Friday 26 June 2020

Ecotopia


In order for William Weston, the protagonist of Ernest Callenbach’s Ecotopia, to fall in love with the place he needs to fall in love with a woman. It is all well and good for the Ecotopian principles of community, modularity, and frugality to make sense from social, economic and ecological perspective, but if they don’t enamour him, by speaking to his sense of aesthetics, the cause is lost. This seems to be the implication of Ecotopia’s romantic subplot. The book is set in 1999; 25 years after California, Oregon and Washington secede from the Union to form the state of Ecotopia. It is made up of Weston’s notebooks and reports, where the former are in cursive, and represent his private thoughts and experiences, while the latter are in regular font, meant for broader dissemination in the United States, on whose behalf Weston is reporting.

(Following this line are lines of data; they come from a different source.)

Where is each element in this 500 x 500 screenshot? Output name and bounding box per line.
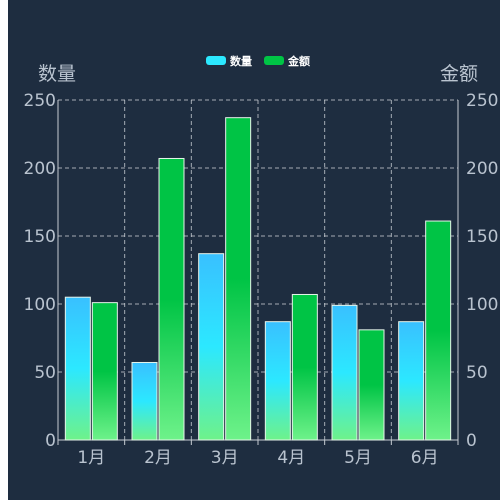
bar-amount[interactable] [225,117,252,441]
axis-labels: 0 0 50 50 100 100 150 150 200 200 250 250 1月 2月 3月 4月 5月… [24,91,499,468]
y-axis-title-left: 数量 [38,63,76,85]
legend-item-quantity[interactable]: 数量 [206,54,252,68]
y-tick-label-left: 100 [24,295,56,315]
bar-amount[interactable] [91,302,118,441]
chart-frame: 0 0 50 50 100 100 150 150 200 200 250 250 1月 2月 3月 4月 5月… [8,0,500,500]
y-tick-label-left: 250 [24,91,56,111]
x-tick-label: 4月 [277,448,305,468]
y-tick-label-right: 200 [466,159,498,179]
x-tick-label: 3月 [211,448,239,468]
y-tick-label-left: 200 [24,159,56,179]
bar-chart: 0 0 50 50 100 100 150 150 200 200 250 250 1月 2月 3月 4月 5月… [24,54,499,468]
y-tick-label-right: 250 [466,91,498,111]
bar-amount[interactable] [291,293,318,441]
y-tick-label-left: 50 [34,363,56,383]
bar-amount[interactable] [158,157,185,441]
x-tick-label: 5月 [344,448,372,468]
y-tick-label-right: 50 [466,363,488,383]
x-tick-label: 2月 [144,448,172,468]
x-tick-label: 6月 [411,448,439,468]
y-tick-label-right: 150 [466,227,498,247]
grid-lines [57,99,459,445]
bar-quantity[interactable] [198,253,225,441]
y-axis-title-right: 金额 [440,63,478,85]
y-tick-label-left: 150 [24,227,56,247]
bar-amount[interactable] [358,329,385,441]
bar-quantity[interactable] [331,304,358,441]
bar-quantity[interactable] [398,321,425,441]
y-tick-label-right: 0 [466,431,477,451]
legend-item-amount[interactable]: 金额 [264,54,310,68]
legend-label-amount: 金额 [287,54,310,68]
x-tick-label: 1月 [77,448,105,468]
bar-amount[interactable] [425,220,452,441]
bars [64,117,452,441]
legend-label-quantity: 数量 [230,54,252,68]
bar-quantity[interactable] [64,296,91,441]
bar-quantity[interactable] [131,361,158,441]
bar-quantity[interactable] [264,321,291,441]
legend: 数量 金额 [206,54,310,68]
y-tick-label-right: 100 [466,295,498,315]
y-tick-label-left: 0 [45,431,56,451]
legend-swatch-amount [264,56,284,65]
legend-swatch-quantity [206,56,226,65]
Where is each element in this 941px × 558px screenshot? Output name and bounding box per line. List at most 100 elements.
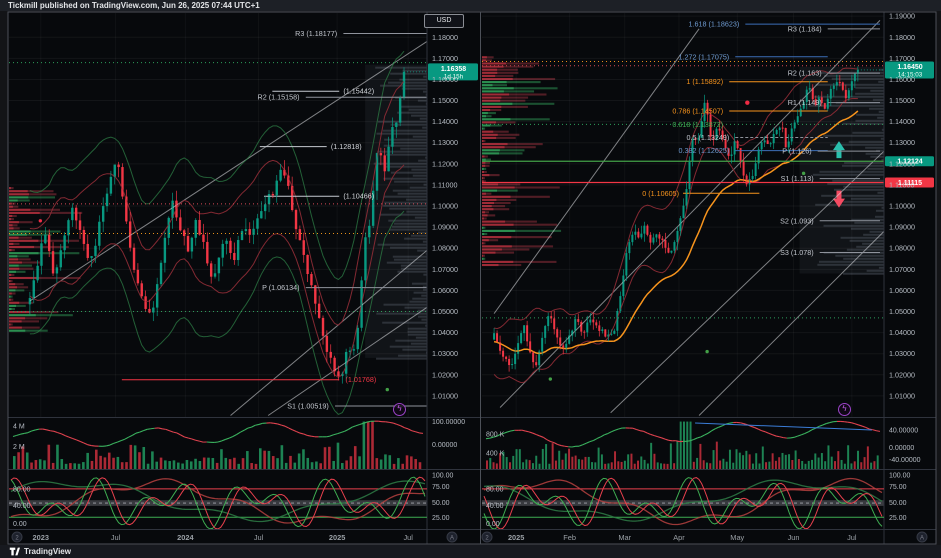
svg-text:50.00: 50.00 [889,500,907,507]
left-axis-corner-right-button[interactable] [446,531,458,543]
left-chart-panel[interactable] [8,12,480,544]
marker-dot [801,171,806,176]
svg-text:(1.01768): (1.01768) [345,375,376,384]
svg-text:Jul: Jul [847,533,857,542]
svg-text:(1.15442): (1.15442) [343,87,374,96]
right-axis-corner-right-button[interactable] [916,531,928,543]
svg-text:1.14000: 1.14000 [889,117,915,126]
svg-text:S1 (1.00519): S1 (1.00519) [287,402,329,411]
svg-text:0.00000: 0.00000 [432,442,457,449]
svg-text:1.18000: 1.18000 [432,33,458,42]
svg-text:May: May [730,533,744,542]
svg-text:1.16000: 1.16000 [432,75,458,84]
svg-text:R3 (1.18177): R3 (1.18177) [295,29,337,38]
svg-text:2025: 2025 [508,533,524,542]
right-axis-corner-left-button[interactable] [481,531,493,543]
svg-text:1.09000: 1.09000 [432,223,458,232]
svg-text:0 (1.10605): 0 (1.10605) [642,189,679,198]
svg-text:1.08000: 1.08000 [889,244,915,253]
svg-text:1.12000: 1.12000 [889,159,915,168]
svg-text:0.00: 0.00 [13,521,27,528]
svg-text:-40.00000: -40.00000 [889,457,921,464]
svg-text:S3 (1.078): S3 (1.078) [780,248,814,257]
flash-icon[interactable]: ϟ [393,403,406,416]
svg-text:(1.10466): (1.10466) [343,192,374,201]
svg-text:1.04000: 1.04000 [889,328,915,337]
tradingview-logo-icon[interactable] [9,546,20,557]
svg-text:1.01000: 1.01000 [432,391,458,400]
svg-text:1.17000: 1.17000 [432,54,458,63]
right-chart-panel[interactable] [481,12,936,544]
svg-text:(1.12818): (1.12818) [331,142,362,151]
price-badge [885,177,934,188]
svg-text:1.11000: 1.11000 [432,180,457,189]
svg-text:Jun: Jun [788,533,800,542]
marker-dot [745,100,750,105]
svg-text:1.06000: 1.06000 [432,286,458,295]
svg-text:1.18000: 1.18000 [889,33,915,42]
svg-text:1.13000: 1.13000 [889,138,915,147]
svg-text:1.04000: 1.04000 [432,328,458,337]
marker-dot [38,219,43,223]
svg-text:4 M: 4 M [13,424,25,431]
svg-text:40.00: 40.00 [13,503,31,510]
svg-text:2: 2 [485,535,489,541]
svg-text:1.16000: 1.16000 [889,75,915,84]
svg-text:1.05000: 1.05000 [889,307,915,316]
svg-text:50.00: 50.00 [432,500,450,507]
svg-text:Jul: Jul [403,533,413,542]
svg-text:Mar: Mar [618,533,631,542]
svg-text:100.00: 100.00 [432,473,454,480]
svg-text:1.12000: 1.12000 [432,159,458,168]
svg-text:R2 (1.15158): R2 (1.15158) [258,93,300,102]
svg-text:S1 (1.113): S1 (1.113) [781,174,814,183]
svg-text:1.11115: 1.11115 [898,180,922,187]
left-axis-corner-left-button[interactable] [11,531,23,543]
svg-text:1.08000: 1.08000 [432,244,458,253]
marker-dot [385,387,389,392]
svg-text:0.786 (1.14507): 0.786 (1.14507) [672,106,723,115]
svg-text:1.14000: 1.14000 [432,117,458,126]
flash-icon[interactable]: ϟ [838,403,851,416]
svg-text:100.00000: 100.00000 [432,419,465,426]
svg-text:1.05000: 1.05000 [432,307,458,316]
svg-text:80.00: 80.00 [13,486,31,493]
svg-text:0.618 (1.13872): 0.618 (1.13872) [672,120,723,129]
tradingview-brand-text[interactable]: TradingView [24,547,71,556]
svg-text:1.272 (1.17075): 1.272 (1.17075) [678,52,729,61]
price-badge [428,63,478,81]
svg-text:800 K: 800 K [486,431,505,438]
svg-text:1.07000: 1.07000 [889,265,915,274]
svg-text:P (1.06134): P (1.06134) [262,283,299,292]
svg-text:25.00: 25.00 [889,515,907,522]
svg-text:25.00: 25.00 [432,515,450,522]
svg-text:P (1.126): P (1.126) [782,147,811,156]
publish-info-text: Tickmill published on TradingView.com, J… [8,1,260,10]
svg-text:Jul: Jul [111,533,121,542]
svg-text:1.13000: 1.13000 [432,138,458,147]
svg-text:1.01000: 1.01000 [889,391,915,400]
up-arrow-icon [832,141,845,159]
currency-label[interactable]: USD [424,14,464,28]
svg-text:14:15:03: 14:15:03 [898,71,923,78]
svg-text:1.03000: 1.03000 [889,349,915,358]
svg-text:1.02000: 1.02000 [432,370,458,379]
svg-text:75.00: 75.00 [432,484,450,491]
svg-text:0.00000: 0.00000 [889,445,914,452]
svg-text:100.00: 100.00 [889,473,911,480]
publish-info-bar: Tickmill published on TradingView.com, J… [0,0,941,11]
svg-text:40.00000: 40.00000 [889,428,918,435]
svg-text:40.00: 40.00 [486,503,504,510]
svg-text:1.19000: 1.19000 [889,12,915,21]
svg-text:1.618 (1.18623): 1.618 (1.18623) [689,20,740,29]
svg-text:80.00: 80.00 [486,486,504,493]
svg-text:1.15000: 1.15000 [432,96,458,105]
down-arrow-icon [832,190,845,208]
price-badge [885,61,934,79]
svg-text:1.16450: 1.16450 [897,64,922,71]
svg-text:1.09000: 1.09000 [889,223,915,232]
svg-text:1.11000: 1.11000 [889,180,914,189]
svg-text:1d 15h: 1d 15h [444,73,464,80]
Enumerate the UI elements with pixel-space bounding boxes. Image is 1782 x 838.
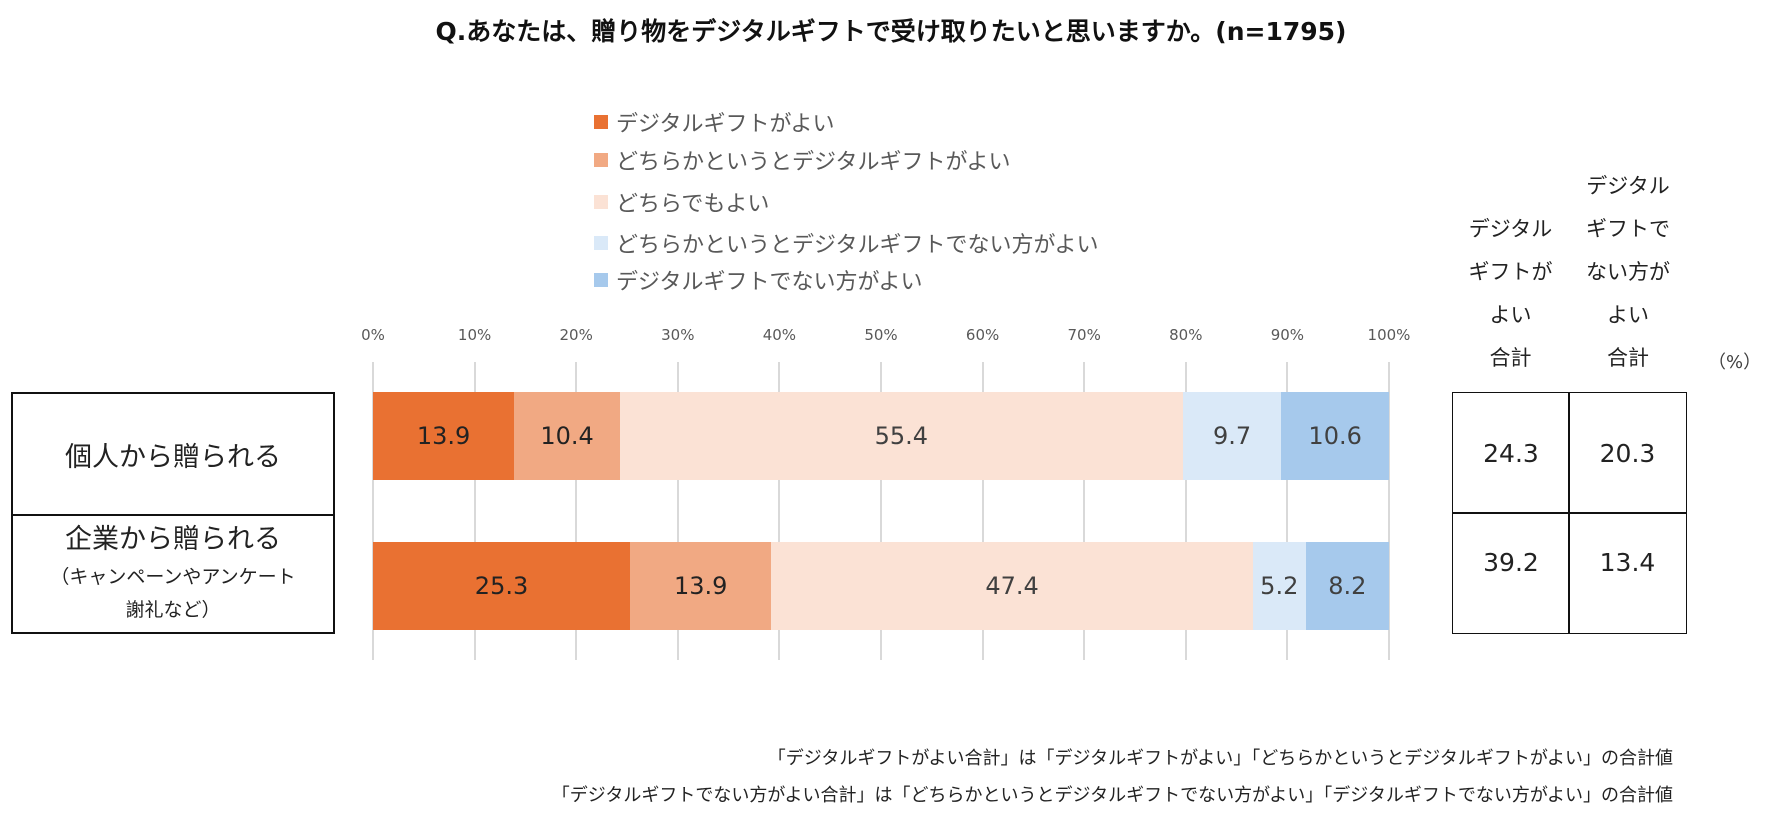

The reports are in a somewhat neutral register, although occasionally Weston’s condescending surprise at the ingenuity and agreeableness of the Ecotopian lifestyle shines through. In fact, these sections of the book read very much like the diary of an American in Europe: ‘pedestrian streets, public transport … How exotic!’ Perhaps because they are inspired by a kind of rose-tinted image of Europe, many of Ecotopia’s quirks are not implausible, and have even become commonplace in parts of the world. However, other elements seem to me much more radical. For example, when Weston takes the interurban train he gets off not at city hall or a courthouse, but at a factory. Whereas in Europe railway stations are essentially colonial infrastructures, shrines to capital and to empire, in Ecotopia they are built in service, and in reverence to the workers on whose labour Ecotopia is fully dependent, cut off as it is from the rest of the world.

Despite its evocations of Europe, Ecotopia is decidedly lacking in internationalism. Most surprisingly, there is no mention of the Soviet Union despite the book’s socialist politics. This may be a flaw of the genre. Utopias tend to be islands. But Ecotopia’s nationalism is also exclusionary of people of colour. Weston remarks that there are very few non-white people in San Francisco because they have all established their own smaller city-states within the territory, like Chinatown and Soul City. He describes Soul City as “having more hold-overs from pre-Independence days than Ecotopia as a whole,” still importing luxury items and cars. Whether it is true that they are “making up for lost time” or not, the description of Soul City perpetuates stereotypes of black people as materialistic and less concerned with the environment than white people are. This is the kind bias that the black birder Christian Cooper experienced in Central Park when a white woman called the cops on him because he looked out of place.

Unlike the reports, Weston’s notebooks offer a more psychologically nuanced image of his experience. They depict him increasingly questioning his individualistic lifestyle in the U.S., with an ex-wife he no longer speaks to, his kids he never sees, and his girlfriend to whom he cannot emotionally commit, and who serves more as a socialite ambassador to him than a lover. Enter Marissa ‘Brightcloud,’ a white woman who, like many Ecotopians, is problematically indigenized in an effort to emphasize her closeness to nature. Only through his relationship with Marissa, does Weston come to prefer Ecotopia. This illustrates that we do not relate to cultures and societies, and even technologies on purely rational grounds. Case in point, the way Weston talks about driving in the U.S. as opposed to using the much slower, non-privately owned, electric vehicles used in Ecotopia. “No one can be utterly insensitive to the pleasures of the open road, I told them, and I related how it feels to roll along in one of our powerful, comfortable cars, a girl’s hair blowing in the wind…” Weston’s allegiance to American car culture (and theU.S. more generally) here is both a matter affect, and desire. It is Ecotopia's task to envision an alternative aesthetics that is just as persuasive. Given the book's cult status and rave reception in the seventies, one could argue it was to some extent successful.